Air Safety Foundation helps pilots avoid runway incursions
New online course addresses major FAA concern

Click to view the Runway Safety course

The AOPA Air Safety Foundation, in partnership with the FAA Office of Runway Safety and Operational Services, today unveiled a powerful new learning tool to help pilots avoid runway incursions. The all-new Runway Safety online course challenges pilots to reexamine how much they really know about ground operations and provides them with a thorough understanding of how to operate safely on the ground.
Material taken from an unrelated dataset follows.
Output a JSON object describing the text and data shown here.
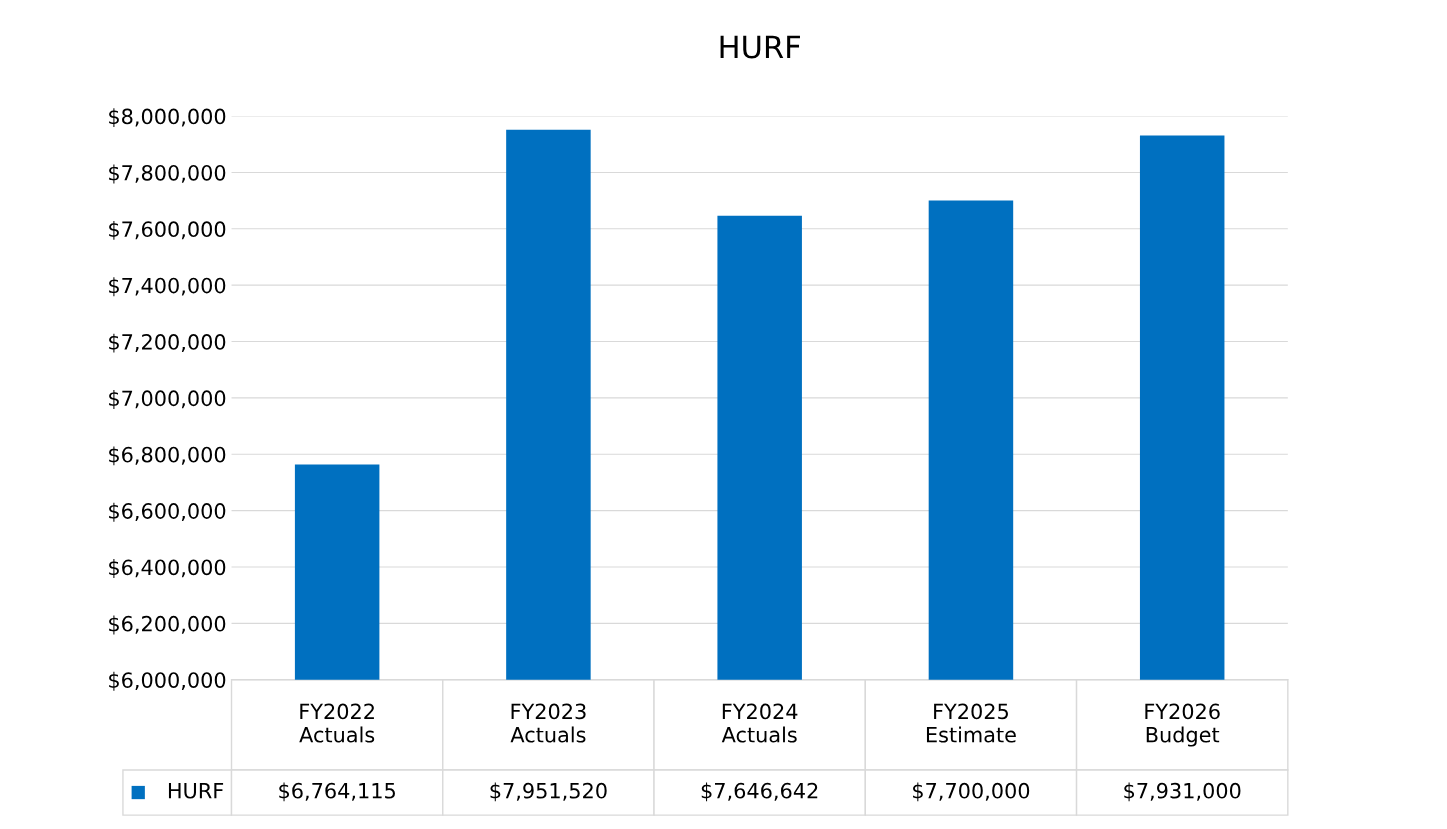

In the past, the number of runway incursions was proportional to pilot certificate levels - a private pilot was statistically no more or less likely to cause an incursion than an airline transport pilot. "But the airlines have improved dramatically, to the point that GA is now responsible for a disproportionately high number of incursions. Now it's time for us to clean up our act," said Air Safety Foundation Executive Director Bruce Landsberg. "Fortunately, we've got a new tool to help do just that - the all-new Runway Safety course.

"The simple fact is that runway incursions should never happen - but they do," he continued. "The best solution is for pilots to be thoroughly familiar with airport markings in general, and with the runway and taxiway layout at the airports they'll be using in particular."
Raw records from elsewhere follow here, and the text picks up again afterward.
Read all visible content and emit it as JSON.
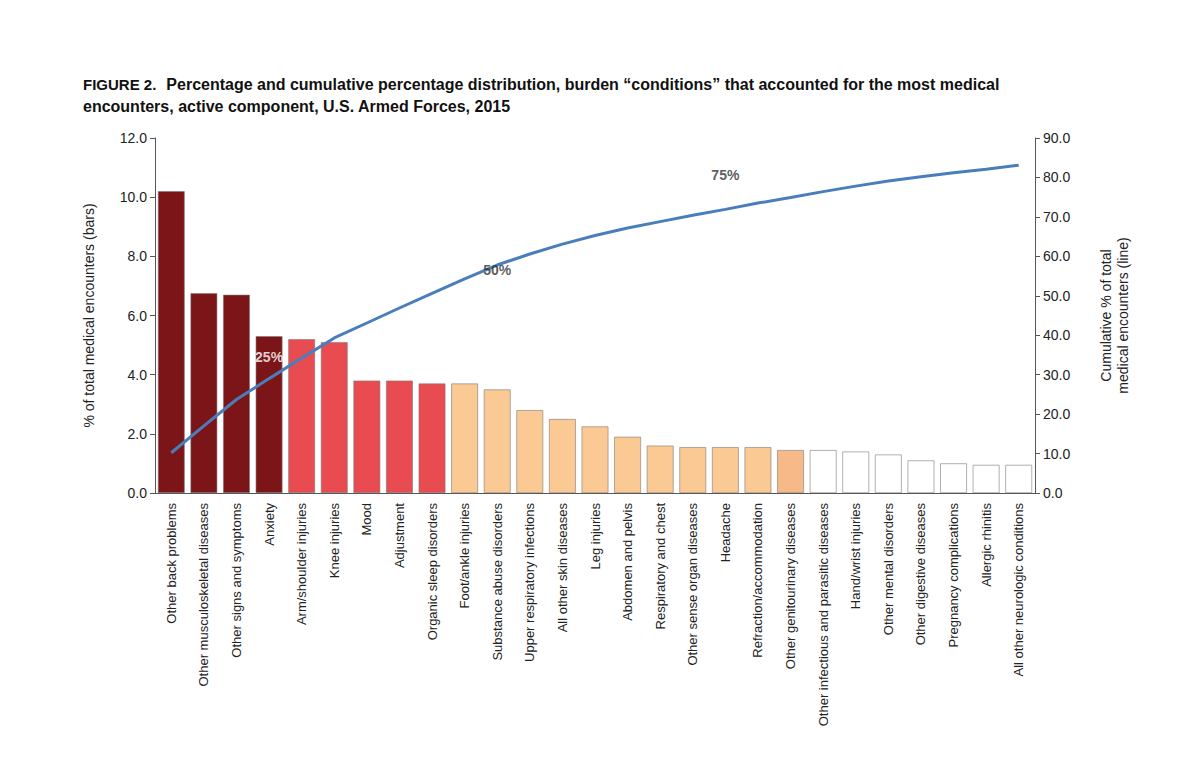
{
  "chart_data": {
    "type": "bar",
    "title": "FIGURE 2. Percentage and cumulative percentage distribution, burden “conditions” that accounted for the most medical encounters, active component, U.S. Armed Forces, 2015",
    "y_label": "% of total medical encounters (bars)",
    "y2_label": "Cumulative % of total\nmedical encounters (line)",
    "categories": [
      "Other back problems",
      "Other musculoskeletal diseases",
      "Other signs and symptoms",
      "Anxiety",
      "Arm/shoulder injuries",
      "Knee injuries",
      "Mood",
      "Adjustment",
      "Organic sleep disorders",
      "Foot/ankle injuries",
      "Substance abuse disorders",
      "Upper respiratory infections",
      "All other skin diseases",
      "Leg injuries",
      "Abdomen and pelvis",
      "Respiratory and chest",
      "Other sense organ diseases",
      "Headache",
      "Refraction/accommodation",
      "Other genitourinary diseases",
      "Other infectious and parasitic diseases",
      "Hand/wrist injuries",
      "Other mental disorders",
      "Other digestive diseases",
      "Pregnancy complications",
      "Allergic rhinitis",
      "All other neurologic conditions"
    ],
    "series": [
      {
        "name": "% of total medical encounters",
        "type": "bar",
        "values": [
          10.2,
          6.75,
          6.7,
          5.3,
          5.2,
          5.1,
          3.8,
          3.8,
          3.7,
          3.7,
          3.5,
          2.8,
          2.5,
          2.25,
          1.9,
          1.6,
          1.55,
          1.55,
          1.55,
          1.45,
          1.45,
          1.4,
          1.3,
          1.1,
          1.0,
          0.95,
          0.95
        ],
        "colors": [
          "#7b1518",
          "#7b1518",
          "#7b1518",
          "#7b1518",
          "#e84b50",
          "#e84b50",
          "#e84b50",
          "#e84b50",
          "#e84b50",
          "#fbc993",
          "#fbc993",
          "#fbc993",
          "#fbc993",
          "#fbc993",
          "#fbc993",
          "#fbc993",
          "#fbc993",
          "#fbc993",
          "#fbc993",
          "#f6b987",
          "#ffffff",
          "#ffffff",
          "#ffffff",
          "#ffffff",
          "#ffffff",
          "#ffffff",
          "#ffffff"
        ]
      },
      {
        "name": "Cumulative % of total medical encounters",
        "type": "line",
        "axis": "y2",
        "color": "#4a7ebb",
        "values": [
          10.2,
          17.0,
          23.7,
          29.0,
          34.2,
          39.3,
          43.1,
          46.9,
          50.6,
          54.3,
          57.8,
          60.6,
          63.1,
          65.3,
          67.2,
          68.8,
          70.4,
          71.9,
          73.5,
          74.9,
          76.4,
          77.8,
          79.1,
          80.2,
          81.2,
          82.1,
          83.1
        ]
      }
    ],
    "annotations": [
      {
        "text": "25%",
        "category": "Anxiety",
        "axis": "y2",
        "y": 34.5,
        "color": "#ffffff"
      },
      {
        "text": "50%",
        "category": "Substance abuse disorders",
        "axis": "y2",
        "y": 56.5,
        "color": "#333333"
      },
      {
        "text": "75%",
        "category": "Headache",
        "axis": "y2",
        "y": 80.5,
        "color": "#333333"
      }
    ],
    "ylim": [
      0,
      12
    ],
    "yticks": [
      {
        "value": 0,
        "label": "0.0"
      },
      {
        "value": 2,
        "label": "2.0"
      },
      {
        "value": 4,
        "label": "4.0"
      },
      {
        "value": 6,
        "label": "6.0"
      },
      {
        "value": 8,
        "label": "8.0"
      },
      {
        "value": 10,
        "label": "10.0"
      },
      {
        "value": 12,
        "label": "12.0"
      }
    ],
    "y2lim": [
      0,
      90
    ],
    "y2ticks": [
      {
        "value": 0,
        "label": "0.0"
      },
      {
        "value": 10,
        "label": "10.0"
      },
      {
        "value": 20,
        "label": "20.0"
      },
      {
        "value": 30,
        "label": "30.0"
      },
      {
        "value": 40,
        "label": "40.0"
      },
      {
        "value": 50,
        "label": "50.0"
      },
      {
        "value": 60,
        "label": "60.0"
      },
      {
        "value": 70,
        "label": "70.0"
      },
      {
        "value": 80,
        "label": "80.0"
      },
      {
        "value": 90,
        "label": "90.0"
      }
    ],
    "grid": false,
    "legend": false
  }
}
Using animation, video, challenging quizzes, and real-life examples, Runway Safety reminds pilots that they have to "fly the plane" from the time they start the engine until they shut it down again at their destination.

"There's an old adage in aviation: 'Never let an aircraft take you somewhere your brain didn't get to five minutes earlier,'" said Landsberg. "That's every bit as true on the ground as it is in the air."

Successfully completing the free AOPA Air Safety Foundation Runway Safety online course could also mitigate an FAA enforcement action if a pilot is later involved in a pilot-caused runway incursion. "Under the FAA's Runway Incursion Information and Evaluation Program (RIIEP), the agency plans to forego punitive legal enforcement and will normally be more lenient with a pilot who has passed the course and who meets other criteria," said Landsberg.

Passing the course also fulfills the ground requirement for the FAA's Wings pilot proficiency program.

The AOPA Air Safety Foundation, the world's largest nonprofit GA safety organization, was founded in 1950 solely to help general aviation pilots improve flight safety. Since that time, the GA total accident rate has dropped by more than 90 percent despite a large increase in GA flight hours. ASF produces not only online interactive courses such as Runway Safety, but also live safety seminars, videotapes, printed Safety Advisors and other aviation safety materials for free distribution to all GA pilots.